The following procedure summarizes the general Knox Webhook Notification workflow for any Knox cloud service:

knox-webhook-notification-workflow

  1. You set up OAuth 2.0 access tokens for your application client to call Knox Device Management Service.

  2. The client registers to an event with the Knox Webhook Notification Subscription API. For example, the KDMS_DEVICE_UPLOAD event can be registered, which triggers when a Knox Device Management Service upload operation is complete.

  3. The event is now subscribed. A database stores the event subscription and the associated event.

  4. The client calls the Upload devices operation on the Knox Device Management Service API.

  5. When the asynchronous upload operation is complete, Knox Device Management Service triggers an asynchronous event.

  6. Knox Webhook Notification receives the asynchronous event from Knox Device Management Service, then requests the configured callback URL with the operation result.

  7. The client receives the Knox Webhook Notification callback response along with the signature for validation.

  8. The client checks for available Samsung Knox validation certificate.
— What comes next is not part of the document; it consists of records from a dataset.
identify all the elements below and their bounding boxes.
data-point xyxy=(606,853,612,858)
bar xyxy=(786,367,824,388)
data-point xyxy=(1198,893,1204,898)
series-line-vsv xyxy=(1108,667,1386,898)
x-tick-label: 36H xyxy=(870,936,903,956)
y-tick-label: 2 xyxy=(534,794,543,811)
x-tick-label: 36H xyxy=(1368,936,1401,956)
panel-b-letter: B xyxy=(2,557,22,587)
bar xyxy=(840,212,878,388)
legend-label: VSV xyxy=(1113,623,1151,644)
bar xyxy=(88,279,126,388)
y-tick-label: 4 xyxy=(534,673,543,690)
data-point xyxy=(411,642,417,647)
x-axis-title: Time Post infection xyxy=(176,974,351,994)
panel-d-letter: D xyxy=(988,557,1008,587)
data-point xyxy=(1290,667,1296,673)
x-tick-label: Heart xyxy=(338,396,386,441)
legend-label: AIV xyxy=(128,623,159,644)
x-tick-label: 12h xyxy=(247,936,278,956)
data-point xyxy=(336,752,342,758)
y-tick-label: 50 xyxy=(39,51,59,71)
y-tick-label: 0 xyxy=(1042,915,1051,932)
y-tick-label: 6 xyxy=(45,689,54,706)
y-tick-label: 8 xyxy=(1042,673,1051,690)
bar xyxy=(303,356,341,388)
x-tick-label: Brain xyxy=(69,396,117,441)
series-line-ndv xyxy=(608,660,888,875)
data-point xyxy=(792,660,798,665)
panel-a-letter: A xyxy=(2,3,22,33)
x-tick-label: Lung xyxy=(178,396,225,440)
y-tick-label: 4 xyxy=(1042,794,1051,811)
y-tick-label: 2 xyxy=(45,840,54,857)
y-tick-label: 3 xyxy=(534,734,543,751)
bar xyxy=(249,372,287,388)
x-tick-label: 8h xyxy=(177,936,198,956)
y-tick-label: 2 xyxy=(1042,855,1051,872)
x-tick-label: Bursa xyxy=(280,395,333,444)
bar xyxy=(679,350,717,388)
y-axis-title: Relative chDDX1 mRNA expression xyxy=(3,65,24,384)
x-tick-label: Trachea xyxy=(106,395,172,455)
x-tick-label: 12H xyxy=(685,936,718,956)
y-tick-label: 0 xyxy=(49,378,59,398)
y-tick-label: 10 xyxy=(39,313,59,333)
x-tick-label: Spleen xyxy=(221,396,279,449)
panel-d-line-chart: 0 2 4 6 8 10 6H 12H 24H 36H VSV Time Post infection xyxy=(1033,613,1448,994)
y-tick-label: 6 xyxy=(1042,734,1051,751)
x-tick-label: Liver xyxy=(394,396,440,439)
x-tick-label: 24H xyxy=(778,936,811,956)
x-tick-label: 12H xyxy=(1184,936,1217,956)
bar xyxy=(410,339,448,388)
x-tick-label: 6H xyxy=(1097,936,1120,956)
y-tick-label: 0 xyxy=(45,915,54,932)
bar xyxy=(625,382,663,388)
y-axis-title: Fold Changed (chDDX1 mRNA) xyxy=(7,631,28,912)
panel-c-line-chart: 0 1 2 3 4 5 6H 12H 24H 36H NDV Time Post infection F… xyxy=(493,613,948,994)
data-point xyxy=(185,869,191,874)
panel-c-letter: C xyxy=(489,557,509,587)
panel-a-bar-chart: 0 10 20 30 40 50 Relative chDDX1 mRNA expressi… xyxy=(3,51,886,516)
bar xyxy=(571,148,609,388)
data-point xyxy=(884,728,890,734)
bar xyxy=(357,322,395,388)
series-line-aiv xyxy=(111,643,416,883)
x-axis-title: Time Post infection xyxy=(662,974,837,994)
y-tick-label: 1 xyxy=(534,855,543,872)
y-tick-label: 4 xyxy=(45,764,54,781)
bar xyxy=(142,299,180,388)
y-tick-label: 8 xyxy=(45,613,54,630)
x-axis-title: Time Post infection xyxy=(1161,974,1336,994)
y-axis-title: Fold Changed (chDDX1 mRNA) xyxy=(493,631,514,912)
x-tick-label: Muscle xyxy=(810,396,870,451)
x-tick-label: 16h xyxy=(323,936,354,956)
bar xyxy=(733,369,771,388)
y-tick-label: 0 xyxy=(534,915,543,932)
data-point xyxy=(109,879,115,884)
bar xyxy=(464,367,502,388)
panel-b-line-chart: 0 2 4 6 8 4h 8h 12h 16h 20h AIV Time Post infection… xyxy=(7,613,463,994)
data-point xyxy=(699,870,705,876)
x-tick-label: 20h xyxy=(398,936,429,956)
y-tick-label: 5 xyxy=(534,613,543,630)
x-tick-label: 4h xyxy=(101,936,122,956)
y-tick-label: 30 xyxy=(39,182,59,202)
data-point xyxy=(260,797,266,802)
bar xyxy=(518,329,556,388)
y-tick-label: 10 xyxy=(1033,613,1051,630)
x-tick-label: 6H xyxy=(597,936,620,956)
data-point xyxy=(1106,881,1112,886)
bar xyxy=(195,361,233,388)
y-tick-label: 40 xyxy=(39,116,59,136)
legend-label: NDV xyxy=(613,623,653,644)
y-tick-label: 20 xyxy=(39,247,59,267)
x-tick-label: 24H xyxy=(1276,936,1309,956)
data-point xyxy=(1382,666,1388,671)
If there’s no locally-stored Samsung Knox validation certificate or if it’s expired, then the client calls the GET /downloadCertificate operation to get a new certificate and stores it locally.

  9. The client validates the authenticity of the callback response by comparing the signature against the public key contained in the Samsung Knox certificate.

  10. Successful validation marks the completion of your request.

Steps 1, 2, and 3 need to be completed only once. However, if your Samsung Knox validation certificate expires, use Step 8 to get a new or updated certificate.